Breach of Placing Guidelines

In a bull stock market, placing is not just a profitable business for brokerage houses, but also a temptation to personal trading through secret accounts.

SFC recently reprimanded Wintech Securities Ltd and fined it $450,000 by finding that:
  • Wintech failed to act in the best interests of market integrity when a number of Wintech staff, including a former director and responsible officer (Tsap Wai Ping), subscribed for shares and received their allocations in an IPO through the accounts of two clients;
  • the allocations breached the Placing Guidelines for Equity Securities under Appendix 6 of the Main Board Listing Rules, where no consent was sought or given for an allocation to directors or employees of a placing agent.
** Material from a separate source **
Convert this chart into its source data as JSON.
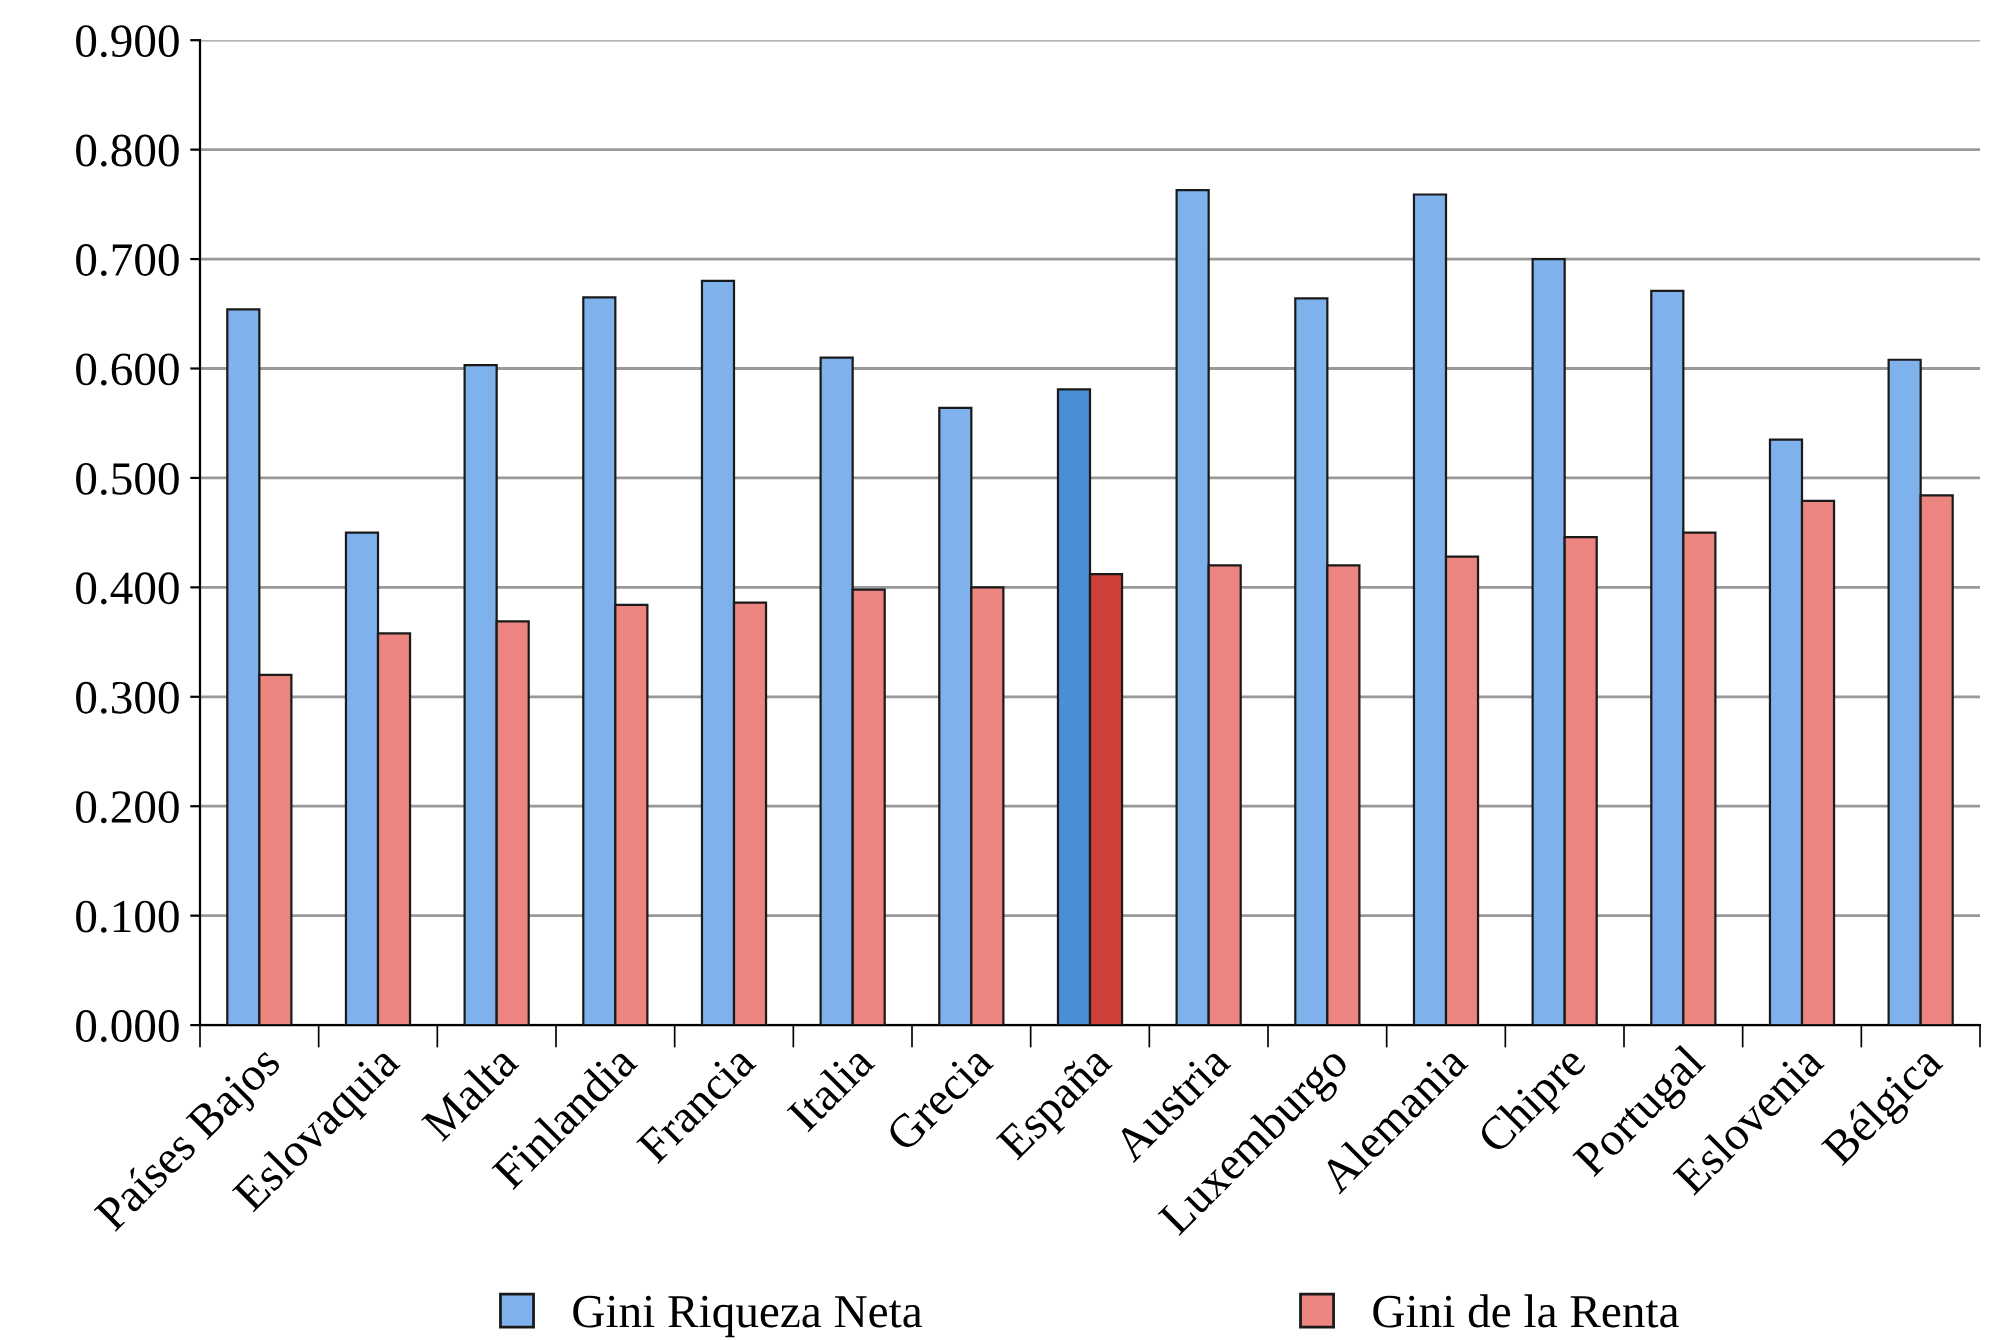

Apart from hiding his IPO subscription, Tsap had also:

  • signed new client agreements as a witness when he was not present at the time of execution by the clients; and
  • accepted instructions from an unauthorised third party to withdraw funds from a joint client account without receiving any valid withdrawal instruction from the clients or properly verifying the clients' signatures.

Tsap has been banned from re-entering into the industry for one year and fined $180,000.

Back to the basics - If the account opening process is robust enough, there would not be so many loopholes for improper personal trading.

2 comments:

  1. Anonymous5:50 PM

    Is SEHK's Placing Guidelines For Equity Securities applicable secondary market share placement?

    ReplyDelete
  2. Yes, but the requirements are different from those for IPO placing.